[PATCH v3 06/14] sched/cpufreq: uclamp: add utilization clamping for RT tasks
From: Patrick Bellasi
Date: Mon Aug 06 2018 - 12:40:50 EST
Currently schedutil enforces a maximum frequency when RT tasks are
RUNNABLE. Such a mandatory policy can be made more tunable from
userspace thus allowing for example to define a max frequency which is
still reasonable for the execution of a specific RT workload. This
will contribute to make the RT class more friendly for power/energy
sensitive use-cases.
This patch extends the usage of util_{min,max} to the RT scheduling
class. Whenever a task in this class is RUNNABLE, the util required is
defined by the constraints of the CPU control group the task belongs to.
Since utilization clamping applies now to both CFS and RT task, there
can be two alternative approaches:
A) clamp the combined utilization
B) combine the clamped utilizations
which have pros and cons.
Approach A) is more power efficient, since it generally selects lower
frequencies when we have both RT and CFS utilization. However, this
could affect performance of the lower priority CFS class, since the
minimum utilization clamp could be completely eclipsed by the RT
utilization.
Approach B) is more fair to the lower priority CFS class since it always
adds the required minimum utilization to that class too. For that reason
it could be less power efficient and, since we do not distinguish clamp
values based on the scheduling class, it could also end up boosting CFS
tasks more then required (e.g. when the current min utilization of a CPU
is required by an RT task). That's why this approach is masked behind a
sched feature.
The IO wait boost value is thus subject to clamping for RT tasks too.
This is to ensure that RT tasks as well as CFS ones are always subject
to the set of current utilization clamping constraints.

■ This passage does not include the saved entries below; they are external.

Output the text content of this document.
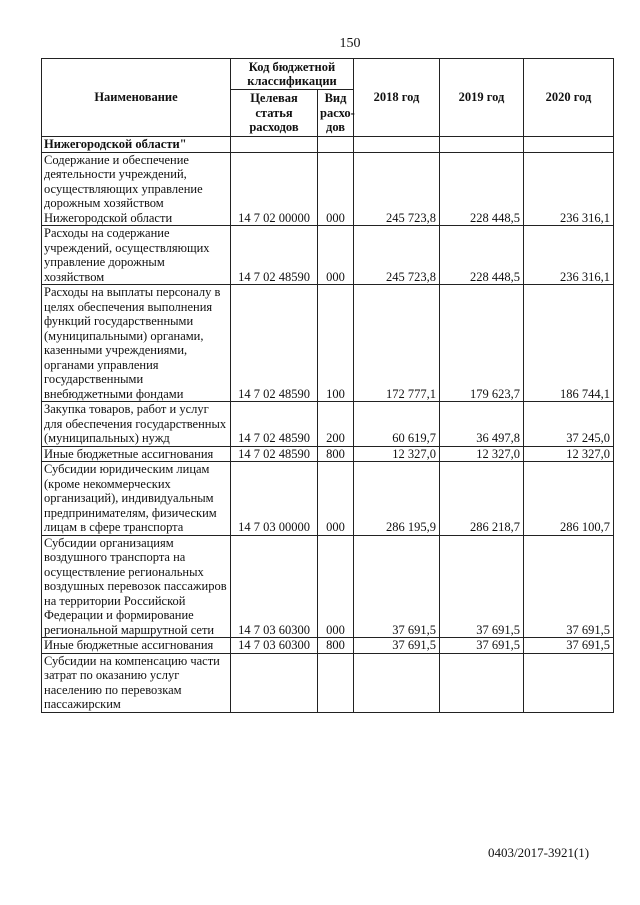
150
Наименование	Код бюджетной классификации		2018 год	2019 год	2020 год
	Целевая статья расходов	Вид расхо- дов			
Нижегородской области"					
Содержание и обеспечение деятельности учреждений, осуществляющих управление дорожным хозяйством Нижегородской области	14 7 02 00000	000	245 723,8	228 448,5	236 316,1
Расходы на содержание учреждений, осуществляющих управление дорожным хозяйством	14 7 02 48590	000	245 723,8	228 448,5	236 316,1
Расходы на выплаты персоналу в целях обеспечения выполнения функций государственными (муниципальными) органами, казенными учреждениями, органами управления государственными внебюджетными фондами	14 7 02 48590	100	172 777,1	179 623,7	186 744,1
Закупка товаров, работ и услуг для обеспечения государственных (муниципальных) нужд	14 7 02 48590	200	60 619,7	36 497,8	37 245,0
Иные бюджетные ассигнования	14 7 02 48590	800	12 327,0	12 327,0	12 327,0
Субсидии юридическим лицам (кроме некоммерческих организаций), индивидуальным предпринимателям, физическим лицам в сфере транспорта	14 7 03 00000	000	286 195,9	286 218,7	286 100,7
Субсидии организациям воздушного транспорта на осуществление региональных воздушных перевозок пассажиров на территории Российской Федерации и формирование региональной маршрутной сети	14 7 03 60300	000	37 691,5	37 691,5	37 691,5
Иные бюджетные ассигнования	14 7 03 60300	800	37 691,5	37 691,5	37 691,5
Субсидии на компенсацию части затрат по оказанию услуг населению по перевозкам пассажирским					
0403/2017-3921(1)
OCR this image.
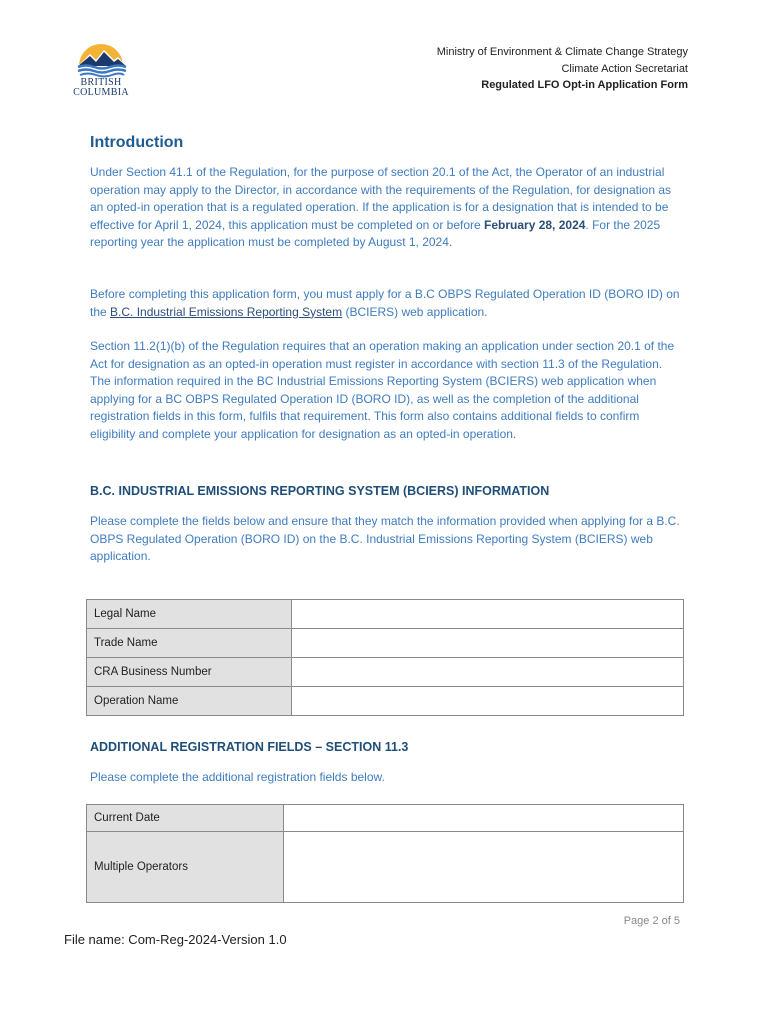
BRITISH
COLUMBIA
Ministry of Environment & Climate Change Strategy
Climate Action Secretariat
Regulated LFO Opt-in Application Form
Introduction

Under Section 41.1 of the Regulation, for the purpose of section 20.1 of the Act, the Operator of an industrial operation may apply to the Director, in accordance with the requirements of the Regulation, for designation as an opted-in operation that is a regulated operation. If the application is for a designation that is intended to be effective for April 1, 2024, this application must be completed on or before February 28, 2024. For the 2025 reporting year the application must be completed by August 1, 2024.

Before completing this application form, you must apply for a B.C OBPS Regulated Operation ID (BORO ID) on the B.C. Industrial Emissions Reporting System (BCIERS) web application.

Section 11.2(1)(b) of the Regulation requires that an operation making an application under section 20.1 of the Act for designation as an opted-in operation must register in accordance with section 11.3 of the Regulation. The information required in the BC Industrial Emissions Reporting System (BCIERS) web application when applying for a BC OBPS Regulated Operation ID (BORO ID), as well as the completion of the additional registration fields in this form, fulfils that requirement. This form also contains additional fields to confirm eligibility and complete your application for designation as an opted-in operation.

B.C. INDUSTRIAL EMISSIONS REPORTING SYSTEM (BCIERS) INFORMATION

Please complete the fields below and ensure that they match the information provided when applying for a B.C. OBPS Regulated Operation (BORO ID) on the B.C. Industrial Emissions Reporting System (BCIERS) web application.

Legal Name	
Trade Name	
CRA Business Number	
Operation Name	
ADDITIONAL REGISTRATION FIELDS – SECTION 11.3

Please complete the additional registration fields below.

Current Date	
Multiple Operators	
Page 2 of 5
File name: Com-Reg-2024-Version 1.0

It's worth to notice that, by default, clamp values are
min_util, max_util = (0, SCHED_CAPACITY_SCALE)
and thus, RT tasks always run at the maximum OPP if not otherwise
constrained by userspace.
Signed-off-by: Patrick Bellasi <patrick.bellasi@xxxxxxx>
Cc: Ingo Molnar <mingo@xxxxxxxxxx>
Cc: Peter Zijlstra <peterz@xxxxxxxxxxxxx>
Cc: Rafael J. Wysocki <rafael.j.wysocki@xxxxxxxxx>
Cc: Viresh Kumar <viresh.kumar@xxxxxxxxxx>
Cc: Suren Baghdasaryan <surenb@xxxxxxxxxx>
Cc: Todd Kjos <tkjos@xxxxxxxxxx>
Cc: Joel Fernandes <joelaf@xxxxxxxxxx>
Cc: Juri Lelli <juri.lelli@xxxxxxxxxx>
Cc: Dietmar Eggemann <dietmar.eggemann@xxxxxxx>
Cc: Morten Rasmussen <morten.rasmussen@xxxxxxx>
Cc: linux-kernel@xxxxxxxxxxxxxxx
Cc: linux-pm@xxxxxxxxxxxxxxx
---
Changes in v3:
- rebased on tip/sched/core
Changes in v2:
- rebased on v4.18-rc4
---
kernel/sched/cpufreq_schedutil.c | 33 +++++++++++++++++++++-----------
kernel/sched/features.h | 5 +++++
2 files changed, 27 insertions(+), 11 deletions(-)

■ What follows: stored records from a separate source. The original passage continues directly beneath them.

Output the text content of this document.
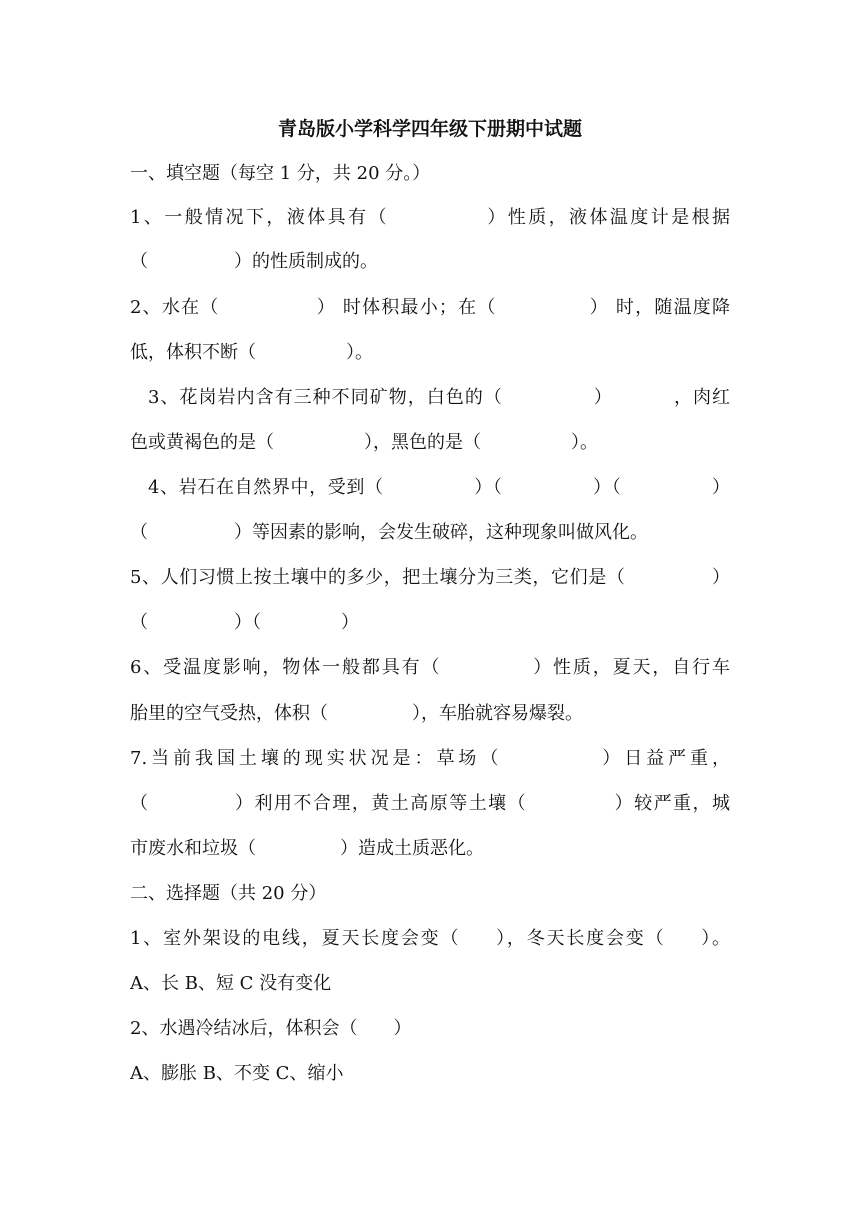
青岛版小学科学四年级下册期中试题
一、填空题（每空 1 分，共 20 分。）
1、一般情况下，液体具有（	）性质，液体温度计是根据
（	）的性质制成的。
2、水在（	） 时体积最小；在（	） 时，随温度降
低，体积不断（	）。
3、花岗岩内含有三种不同矿物，白色的（	）	，肉红
色或黄褐色的是（	），黑色的是（	）。
4、岩石在自然界中，受到（	）（	）（	）
（	）等因素的影响，会发生破碎，这种现象叫做风化。
5、人们习惯上按土壤中的多少，把土壤分为三类，它们是（	）
（	）（	）
6、受温度影响，物体一般都具有（	）性质，夏天，自行车
胎里的空气受热，体积（	），车胎就容易爆裂。
7.当前我国土壤的现实状况是：草场（	）日益严重，
（	）利用不合理，黄土高原等土壤（	）较严重，城
市废水和垃圾（	）造成土质恶化。
二、选择题（共 20 分）
1、室外架设的电线，夏天长度会变（ ），冬天长度会变（ ）。
A、长 B、短 C 没有变化
2、水遇冷结冰后，体积会（ ）
A、膨胀 B、不变 C、缩小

diff --git a/kernel/sched/cpufreq_schedutil.c b/kernel/sched/cpufreq_schedutil.c
index a7affc729c25..bb25ef66c2d3 100644
--- a/kernel/sched/cpufreq_schedutil.c
+++ b/kernel/sched/cpufreq_schedutil.c
@@ -200,6 +200,7 @@ static unsigned int get_next_freq(struct sugov_policy *sg_policy,
static unsigned long sugov_get_util(struct sugov_cpu *sg_cpu)
{
struct rq *rq = cpu_rq(sg_cpu->cpu);
+ unsigned long util_cfs, util_rt;
unsigned long util, irq, max;
sg_cpu->max = max = arch_scale_cpu_capacity(NULL, sg_cpu->cpu);
@@ -223,13 +224,25 @@ static unsigned long sugov_get_util(struct sugov_cpu *sg_cpu)
* utilization (PELT windows are synchronized) we can directly add them
* to obtain the CPU's actual utilization.
*
- * CFS utilization can be boosted or capped, depending on utilization
- * clamp constraints configured for currently RUNNABLE tasks.
+ * CFS and RT utilizations can be boosted or capped, depending on
+ * utilization constraints enforce by currently RUNNABLE tasks.
+ * They are individually clamped to ensure fairness across classes,
+ * meaning that CFS always gets (if possible) the (minimum) required
+ * bandwidth on top of that required by higher priority classes.
*/
- util = cpu_util_cfs(rq);
- if (util)
- util = uclamp_util(cpu_of(rq), util);
- util += cpu_util_rt(rq);
+ util_cfs = cpu_util_cfs(rq);
+ util_rt = cpu_util_rt(rq);
+ if (sched_feat(UCLAMP_SCHED_CLASS)) {
+ util = 0;
+ if (util_cfs)
+ util += uclamp_util(cpu_of(rq), util_cfs);
+ if (util_rt)
+ util += uclamp_util(cpu_of(rq), util_rt);
+ } else {
+ util = cpu_util_cfs(rq);
+ util += cpu_util_rt(rq);
+ util = uclamp_util(cpu_of(rq), util);
+ }
/*
* We do not make cpu_util_dl() a permanent part of this sum because we
@@ -333,13 +346,11 @@ static void sugov_iowait_boost(struct sugov_cpu *sg_cpu, u64 time,
*
* Since DL tasks have a much more advanced bandwidth control, it's
* safe to assume that IO boost does not apply to those tasks.
- * Instead, since RT tasks are currently not utiliation clamped,
- * we don't want to apply clamping on IO boost while there is
- * blocked RT utilization.
+ * Instead, for CFS and RT tasks we clamp the IO boost max value
+ * considering the current constraints for the CPU.
*/
max_boost = sg_cpu->iowait_boost_max;
- if (!cpu_util_rt(cpu_rq(sg_cpu->cpu)))
- max_boost = uclamp_util(sg_cpu->cpu, max_boost);
+ max_boost = uclamp_util(sg_cpu->cpu, max_boost);
/* Double the boost at each request */
if (sg_cpu->iowait_boost) {
diff --git a/kernel/sched/features.h b/kernel/sched/features.h
index 85ae8488039c..a3ca449e36c1 100644
--- a/kernel/sched/features.h
+++ b/kernel/sched/features.h
@@ -90,3 +90,8 @@ SCHED_FEAT(WA_BIAS, true)
* UtilEstimation. Use estimated CPU utilization.
*/
SCHED_FEAT(UTIL_EST, true)
+
+/*
+ * Per class CPU's utilization clamping.
+ */
+SCHED_FEAT(UCLAMP_SCHED_CLASS, false)
--
2.18.0